Defining the Tasks (with dependency)

research_task = Task(
    description      = "Research the top 3 emerging AI trends in 2024-2025. Focus on practical applications and impact.",
    expected_output  = "A detailed summary of the top 3 AI trends with key points and sources.",
    agent            = researcher,
)

writing_task = Task(
    description     = "Write a 500-word blog post based on the research findings. Engaging, accessible to a general audience.",
    expected_output = "A complete 500-word blog post about the latest AI trends.",
    agent           = writer,
    context         = [research_task],   # ← explicit dependency
)

context=[research_task] is the sequential handoff mechanism. It tells CrewAI: “the writing task cannot begin until research_task is complete, and the research output should be available to the writer as context.”

Without this, the writer would run without access to the researcher’s findings — generating generic content rather than building on real research.

Assembling the Crew

blog_creation_crew = Crew(
    agents  = [researcher, writer],
    tasks   = [research_task, writing_task],
    process = Process.sequential,
    llm     = llm,
    verbose = 2,
)

result = blog_creation_crew.kickoff()

Process.sequential ensures tasks run in the order they’re listed — researcher first, writer second. The context dependency enforces this even if the process allows parallelism.

llm at the Crew level sets a default model for all agents. Individual agents can still override with their own llm= parameter if specialization is needed — e.g., a more powerful model for the researcher, a faster one for the writer.

CrewAI Data Flow

CREWAI DATA FLOW — research output becomes writer input via context=[task]
Topic
"Top 3 AI trends 2025"
Researcher Agent
Senior Research Analyst · finds sources · summarizes trends
Crew Context
research output stored · context=[research_task] passes it automatically
Writer Agent
Technical Content Writer · sees research output · writes blog post
500-word Blog Post

Google ADK: Four Orchestration Patterns

The ADK provides explicit primitives for each collaboration structure. Here are the four most important.

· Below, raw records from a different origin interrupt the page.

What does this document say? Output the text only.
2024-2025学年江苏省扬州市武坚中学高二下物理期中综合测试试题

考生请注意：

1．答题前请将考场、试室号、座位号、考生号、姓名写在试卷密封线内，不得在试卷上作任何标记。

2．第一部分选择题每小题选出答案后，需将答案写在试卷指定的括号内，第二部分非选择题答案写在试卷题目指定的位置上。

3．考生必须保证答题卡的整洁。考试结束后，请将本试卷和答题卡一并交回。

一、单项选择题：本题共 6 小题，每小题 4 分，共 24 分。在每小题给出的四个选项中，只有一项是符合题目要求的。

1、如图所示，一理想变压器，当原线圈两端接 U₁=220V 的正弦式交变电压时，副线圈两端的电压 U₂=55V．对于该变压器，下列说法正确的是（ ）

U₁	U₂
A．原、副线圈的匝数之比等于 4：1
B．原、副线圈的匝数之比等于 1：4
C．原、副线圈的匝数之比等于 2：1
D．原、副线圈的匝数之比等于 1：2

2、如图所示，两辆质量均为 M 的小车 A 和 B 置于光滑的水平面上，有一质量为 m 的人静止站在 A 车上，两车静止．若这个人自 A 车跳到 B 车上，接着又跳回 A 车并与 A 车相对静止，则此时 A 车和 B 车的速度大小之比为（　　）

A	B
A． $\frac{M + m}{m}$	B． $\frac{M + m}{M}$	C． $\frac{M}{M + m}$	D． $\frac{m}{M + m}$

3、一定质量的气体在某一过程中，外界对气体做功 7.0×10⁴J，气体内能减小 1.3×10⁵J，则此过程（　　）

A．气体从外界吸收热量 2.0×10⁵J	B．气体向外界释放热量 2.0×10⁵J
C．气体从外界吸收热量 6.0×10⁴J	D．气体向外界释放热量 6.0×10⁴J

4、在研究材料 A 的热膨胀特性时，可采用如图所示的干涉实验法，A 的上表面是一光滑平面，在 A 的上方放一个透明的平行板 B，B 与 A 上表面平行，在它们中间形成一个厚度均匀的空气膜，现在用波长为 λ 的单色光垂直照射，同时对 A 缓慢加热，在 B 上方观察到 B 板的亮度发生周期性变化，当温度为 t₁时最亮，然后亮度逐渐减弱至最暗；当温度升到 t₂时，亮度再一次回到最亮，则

1. Hierarchical: Parent-Child Agents

from google.adk.agents import LlmAgent, BaseAgent
from google.adk.agents.invocation_context import InvocationContext
from google.adk.events import Event
from typing import AsyncGenerator

class TaskExecutor(BaseAgent):
    """A specialized agent with custom, non-LLM behavior."""
    name:        str = "TaskExecutor"
    description: str = "Executes a predefined task."

    async def _run_async_impl(
        self, context: InvocationContext
    ) -> AsyncGenerator[Event, None]:
        yield Event(author=self.name, content="Task finished successfully.")

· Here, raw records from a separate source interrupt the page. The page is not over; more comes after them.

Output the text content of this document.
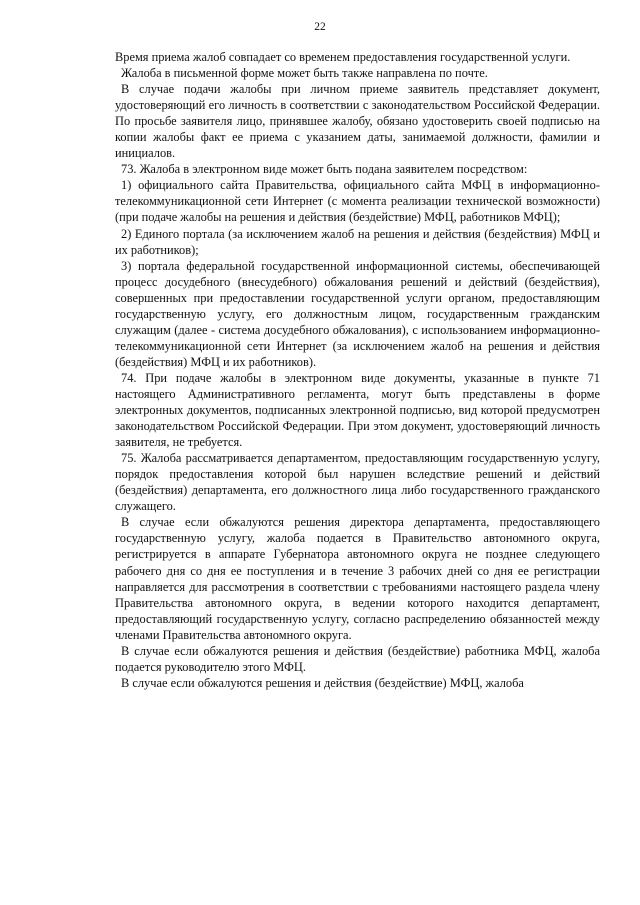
22

Время приема жалоб совпадает со временем предоставления государственной услуги.

Жалоба в письменной форме может быть также направлена по почте.

В случае подачи жалобы при личном приеме заявитель представляет документ, удостоверяющий его личность в соответствии с законодательством Российской Федерации. По просьбе заявителя лицо, принявшее жалобу, обязано удостоверить своей подписью на копии жалобы факт ее приема с указанием даты, занимаемой должности, фамилии и инициалов.

73. Жалоба в электронном виде может быть подана заявителем посредством:

1) официального сайта Правительства, официального сайта МФЦ в информационно-телекоммуникационной сети Интернет (с момента реализации технической возможности) (при подаче жалобы на решения и действия (бездействие) МФЦ, работников МФЦ);

2) Единого портала (за исключением жалоб на решения и действия (бездействия) МФЦ и их работников);

3) портала федеральной государственной информационной системы, обеспечивающей процесс досудебного (внесудебного) обжалования решений и действий (бездействия), совершенных при предоставлении государственной услуги органом, предоставляющим государственную услугу, его должностным лицом, государственным гражданским служащим (далее - система досудебного обжалования), с использованием информационно-телекоммуникационной сети Интернет (за исключением жалоб на решения и действия (бездействия) МФЦ и их работников).

74. При подаче жалобы в электронном виде документы, указанные в пункте 71 настоящего Административного регламента, могут быть представлены в форме электронных документов, подписанных электронной подписью, вид которой предусмотрен законодательством Российской Федерации. При этом документ, удостоверяющий личность заявителя, не требуется.

75. Жалоба рассматривается департаментом, предоставляющим государственную услугу, порядок предоставления которой был нарушен вследствие решений и действий (бездействия) департамента, его должностного лица либо государственного гражданского служащего.

В случае если обжалуются решения директора департамента, предоставляющего государственную услугу, жалоба подается в Правительство автономного округа, регистрируется в аппарате Губернатора автономного округа не позднее следующего рабочего дня со дня ее поступления и в течение 3 рабочих дней со дня ее регистрации направляется для рассмотрения в соответствии с требованиями настоящего раздела члену Правительства автономного округа, в ведении которого находится департамент, предоставляющий государственную услугу, согласно распределению обязанностей между членами Правительства автономного округа.

В случае если обжалуются решения и действия (бездействие) работника МФЦ, жалоба подается руководителю этого МФЦ.

В случае если обжалуются решения и действия (бездействие) МФЦ, жалоба
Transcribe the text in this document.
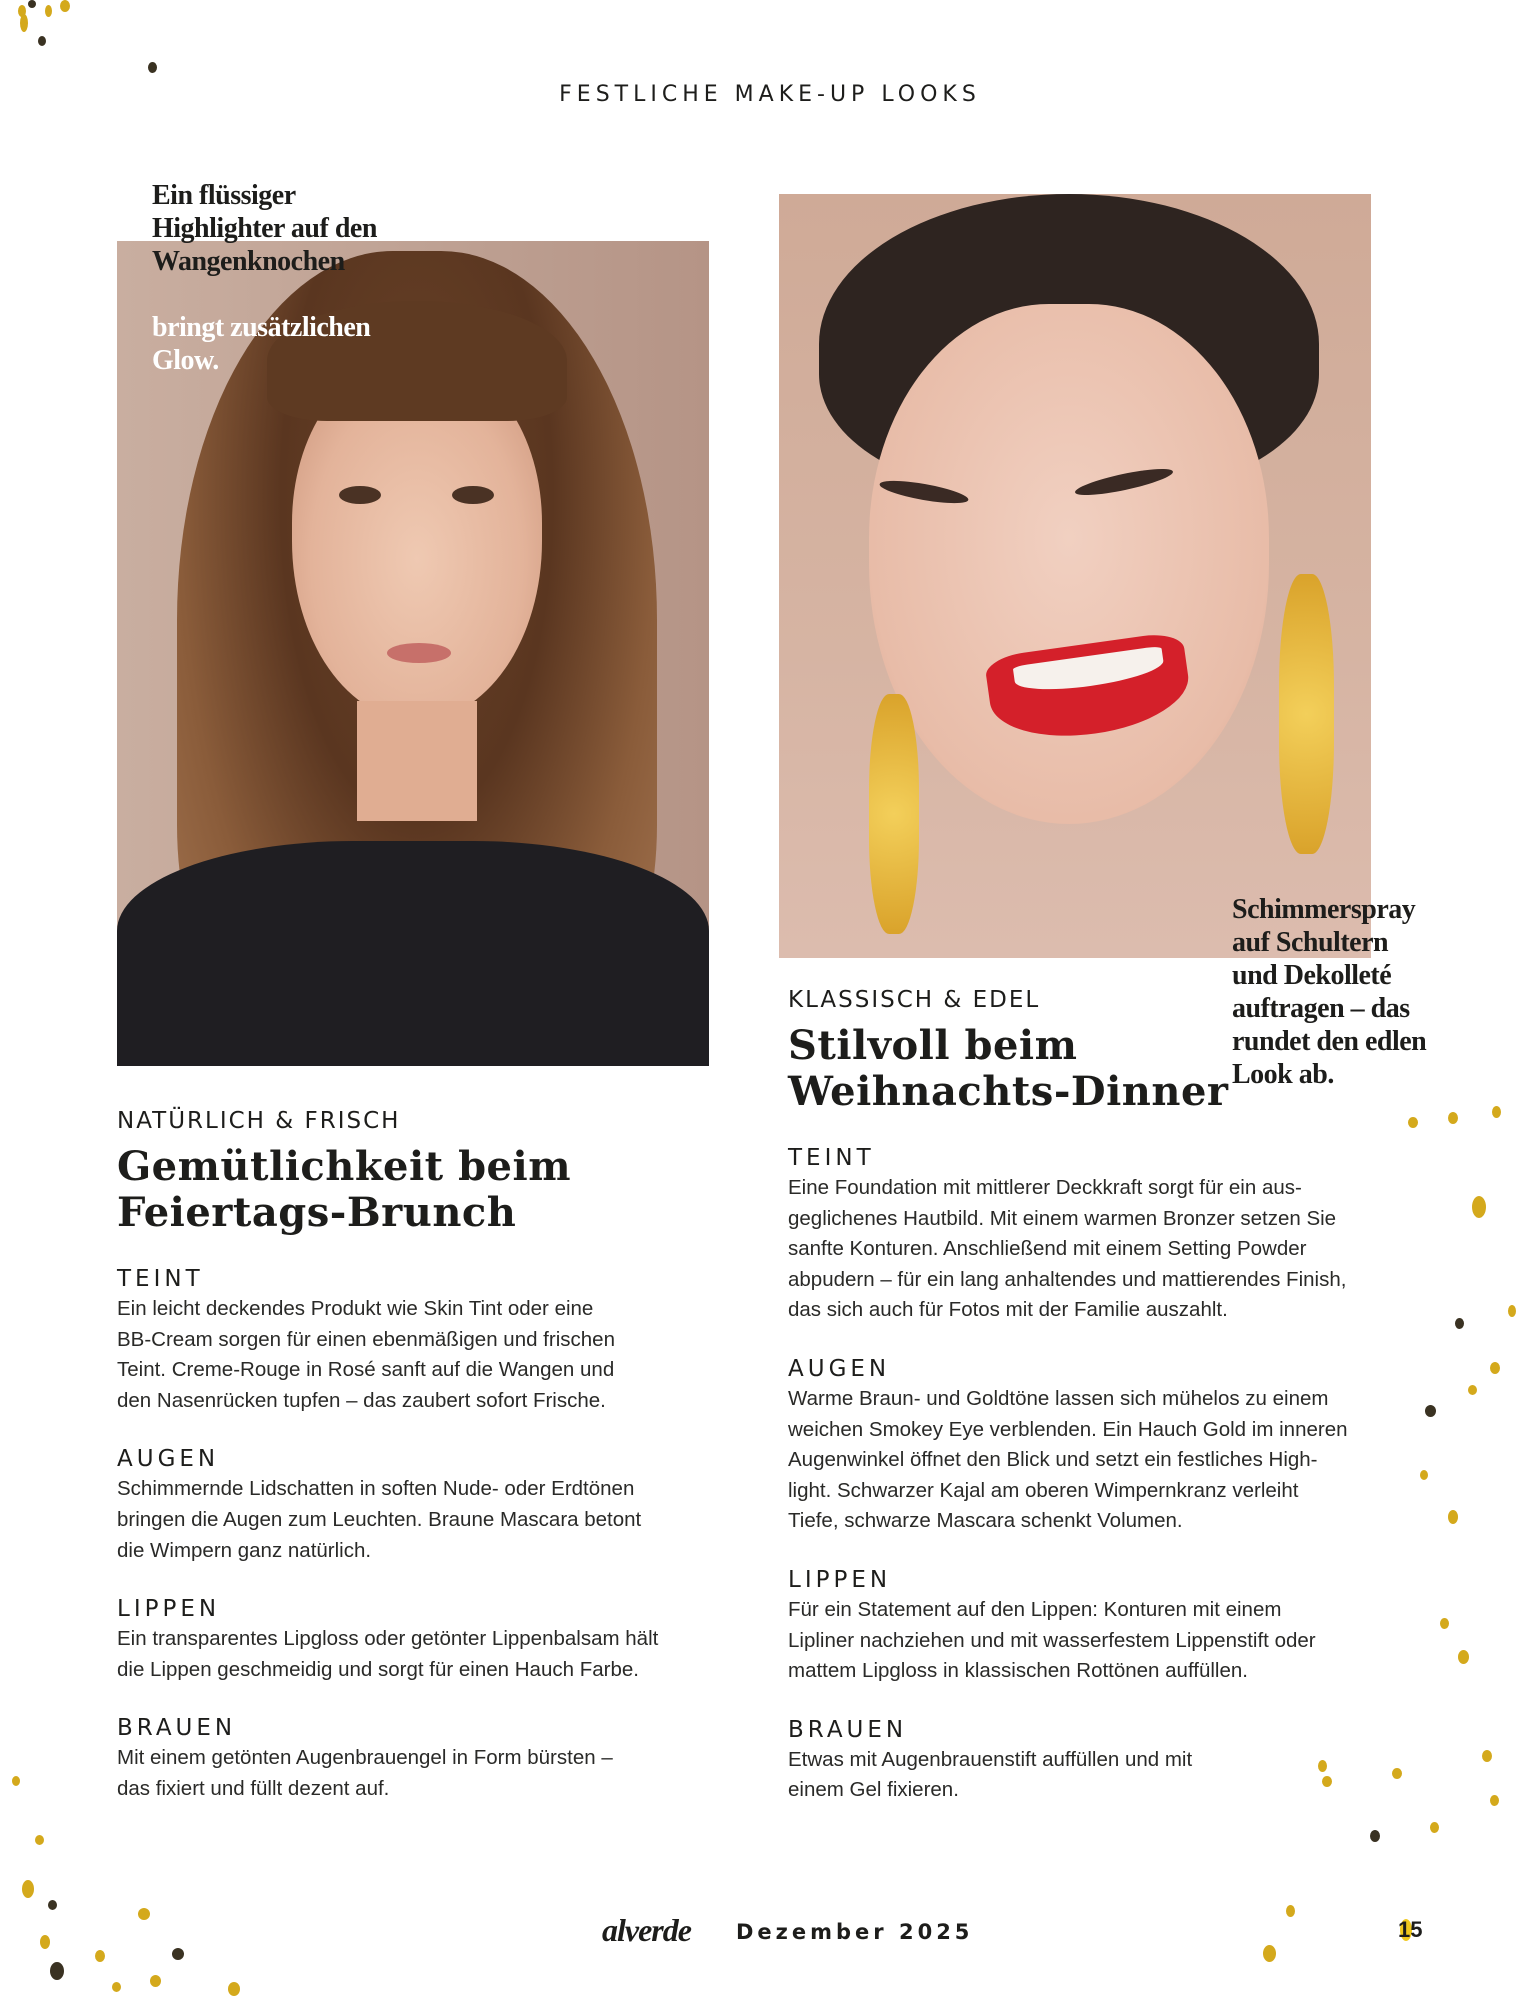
FESTLICHE MAKE-UP LOOKS

Ein flüssiger
Highlighter auf den
Wangenknochen

bringt zusätzlichen
Glow.

Schimmerspray
auf Schultern
und Dekolleté
auftragen – das
rundet den edlen
Look ab.
NATÜRLICH & FRISCH
Gemütlichkeit beim
Feiertags-Brunch
TEINT
Ein leicht deckendes Produkt wie Skin Tint oder eine
BB-Cream sorgen für einen ebenmäßigen und frischen
Teint. Creme-Rouge in Rosé sanft auf die Wangen und
den Nasenrücken tupfen – das zaubert sofort Frische.
AUGEN
Schimmernde Lidschatten in soften Nude- oder Erdtönen
bringen die Augen zum Leuchten. Braune Mascara betont
die Wimpern ganz natürlich.
LIPPEN
Ein transparentes Lipgloss oder getönter Lippenbalsam hält
die Lippen geschmeidig und sorgt für einen Hauch Farbe.
BRAUEN
Mit einem getönten Augenbrauengel in Form bürsten –
das fixiert und füllt dezent auf.
KLASSISCH & EDEL
Stilvoll beim
Weihnachts-Dinner
TEINT
Eine Foundation mit mittlerer Deckkraft sorgt für ein aus-
geglichenes Hautbild. Mit einem warmen Bronzer setzen Sie
sanfte Konturen. Anschließend mit einem Setting Powder
abpudern – für ein lang anhaltendes und mattierendes Finish,
das sich auch für Fotos mit der Familie auszahlt.
AUGEN
Warme Braun- und Goldtöne lassen sich mühelos zu einem
weichen Smokey Eye verblenden. Ein Hauch Gold im inneren
Augenwinkel öffnet den Blick und setzt ein festliches High-
light. Schwarzer Kajal am oberen Wimpernkranz verleiht
Tiefe, schwarze Mascara schenkt Volumen.
LIPPEN
Für ein Statement auf den Lippen: Konturen mit einem
Lipliner nachziehen und mit wasserfestem Lippenstift oder
mattem Lipgloss in klassischen Rottönen auffüllen.
BRAUEN
Etwas mit Augenbrauenstift auffüllen und mit
einem Gel fixieren.
alverde Dezember 2025	15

BaseAgent is the extension point for non-LLM agents. When you need deterministic logic, API calls, or custom execution — instead of LLM reasoning — subclass BaseAgent and implement _run_async_impl. It yields Event objects as output, integrating cleanly with the ADK event stream.

greeter     = LlmAgent(name="Greeter", model="gemini-2.0-flash-exp", instruction="You are a friendly greeter.")
task_doer   = TaskExecutor()

coordinator = LlmAgent(
    name        = "Coordinator",
    model       = "gemini-2.0-flash-exp",
    instruction = "When asked to greet, delegate to the Greeter. When asked to perform a task, delegate to the TaskExecutor.",
    sub_agents  = [greeter, task_doer],
)

# ADK sets parent_agent automatically
assert greeter.parent_agent   == coordinator
assert task_doer.parent_agent == coordinator

sub_agents establishes the parent-child relationship. The coordinator’s LLM reads both agents’ descriptions and decides which to delegate to. The parent_agent attribute is set automatically by the ADK framework — you don’t need to wire it manually.

ADK HIERARCHICAL AGENTS — parent delegates to children via sub_agents
Coordinator LlmAgent
reads user query · decides which child to delegate to based on each agent's description
Greeter LlmAgent
activated when greeting is needed · LLM-powered · uses Gemini
TaskExecutor BaseAgent
custom logic · non-LLM · runs deterministic code

2. LoopAgent: Iterative Workflows

from google.adk.agents import LoopAgent, LlmAgent, BaseAgent
from google.adk.events import Event, EventActions

class ConditionChecker(BaseAgent):
    """Stops the loop when session state signals completion."""
    name:        str = "ConditionChecker"
    description: str = "Checks if a process is complete and signals the loop to stop."

    async def _run_async_impl(self, context: InvocationContext) -> AsyncGenerator[Event, None]:
        status  = context.session.state.get("status", "pending")
        is_done = (status == "completed")
        if is_done:
            yield Event(author=self.name, actions=EventActions(escalate=True))  # stop loop
        else:
            yield Event(author=self.name, content="Condition not met, continuing loop.")

EventActions(escalate=True) is the loop-termination signal. When ConditionChecker yields this, the LoopAgent stops regardless of remaining iterations. Without it, the loop runs to max_iterations.

context.session.state is the shared key-value store accessible to all agents within a session. ProcessingStep writes "status": "completed" there; ConditionChecker reads it. This is how agents communicate state in ADK without direct message passing.

process_step = LlmAgent(
    name        = "ProcessingStep",
    model       = "gemini-2.0-flash-exp",
    instruction = "Perform your task. If you are the final step, set session state 'status' to 'completed'.",
)

poller = LoopAgent(
    name           = "StatusPoller",
    max_iterations = 10,
    sub_agents     = [process_step, ConditionChecker()],
)

LoopAgent runs its sub_agents sequentially on each iteration. Each iteration: ProcessingStep executes → ConditionChecker evaluates → if not done, repeat. Maximum 10 iterations as a safety cap. Use this for polling, retry workflows, and iterative refinement loops.

3. SequentialAgent: Linear Pipelines

from google.adk.agents import SequentialAgent, Agent

step1 = Agent(name="Step1_Fetch",   output_key="data")
step2 = Agent(name="Step2_Process", instruction="Analyze the information in state['data'] and provide a summary.")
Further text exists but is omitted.